Changing stroke rehab and research worldwide now.Time is Brain! trillions and trillions of neurons that DIE each day because there are NO effective hyperacute therapies besides tPA(only 12% effective). I have 523 posts on hyperacute therapy, enough for researchers to spend decades proving them out. These are my personal ideas and blog on stroke rehabilitation and stroke research. Do not attempt any of these without checking with your medical provider. Unless you join me in agitating, when you need these therapies they won't be there.

What this blog is for:

My blog is not to help survivors recover, it is to have the 10 million yearly stroke survivors light fires underneath their doctors, stroke hospitals and stroke researchers to get stroke solved. 100% recovery. The stroke medical world is completely failing at that goal, they don't even have it as a goal. Shortly after getting out of the hospital and getting NO information on the process or protocols of stroke rehabilitation and recovery I started searching on the internet and found that no other survivor received useful information. This is an attempt to cover all stroke rehabilitation information that should be readily available to survivors so they can talk with informed knowledge to their medical staff. It lays out what needs to be done to get stroke survivors closer to 100% recovery. It's quite disgusting that this information is not available from every stroke association and doctors group.

Friday, April 29, 2011

3D rehabilitation system to improve arm function following stroke

If you follow this thru the the full PDF you can see pictures of what they are doing, electrical stimulation with a supported arm.
http://onlinelibrary.wiley.com/doi/10.1002/pnp.191/abstract
Abstract
In the September/October 2009 issue of Progress in Neurology and Psychiatry, we featured an article describing a promising new 2D robotic and electronic stimulation system developed at the University of Southampton for rehabilitation of arm movement following stroke. Here, the scientists who developed the system describe a further extension of the technique to a new 3D system known as SAIL (Stimulation Assistance through Iterative Learning). Copyright © 2011 Wiley Interface Ltd.
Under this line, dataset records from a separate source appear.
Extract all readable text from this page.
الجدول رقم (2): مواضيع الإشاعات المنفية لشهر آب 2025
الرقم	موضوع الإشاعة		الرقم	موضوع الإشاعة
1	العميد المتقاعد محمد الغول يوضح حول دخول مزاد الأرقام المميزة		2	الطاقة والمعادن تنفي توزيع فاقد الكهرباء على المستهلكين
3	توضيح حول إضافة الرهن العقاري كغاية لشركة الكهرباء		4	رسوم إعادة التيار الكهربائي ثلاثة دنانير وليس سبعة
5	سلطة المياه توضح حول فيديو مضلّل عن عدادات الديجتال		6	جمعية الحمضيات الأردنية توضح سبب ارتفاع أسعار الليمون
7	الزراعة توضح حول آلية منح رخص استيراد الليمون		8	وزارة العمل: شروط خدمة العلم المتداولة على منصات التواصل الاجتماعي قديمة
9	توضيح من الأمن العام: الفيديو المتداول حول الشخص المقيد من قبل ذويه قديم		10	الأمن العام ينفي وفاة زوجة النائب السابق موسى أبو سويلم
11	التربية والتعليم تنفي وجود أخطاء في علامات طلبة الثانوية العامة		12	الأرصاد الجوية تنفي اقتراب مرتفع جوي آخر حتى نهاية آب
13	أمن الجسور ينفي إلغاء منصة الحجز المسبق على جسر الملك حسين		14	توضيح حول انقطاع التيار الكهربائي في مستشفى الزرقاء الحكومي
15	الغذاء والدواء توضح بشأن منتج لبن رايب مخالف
I really question the results being from the 3d part, Looking at the setup you can see that the arm is totally supported. That de-weighting of the arm is what I believe allows the patient to focus totally on the muscles necessary for the specified movement rather than needing to focus on shoulder muscles to hold up the arm. And I've already posted on the issues with even this kind of limited multitasking for survivors.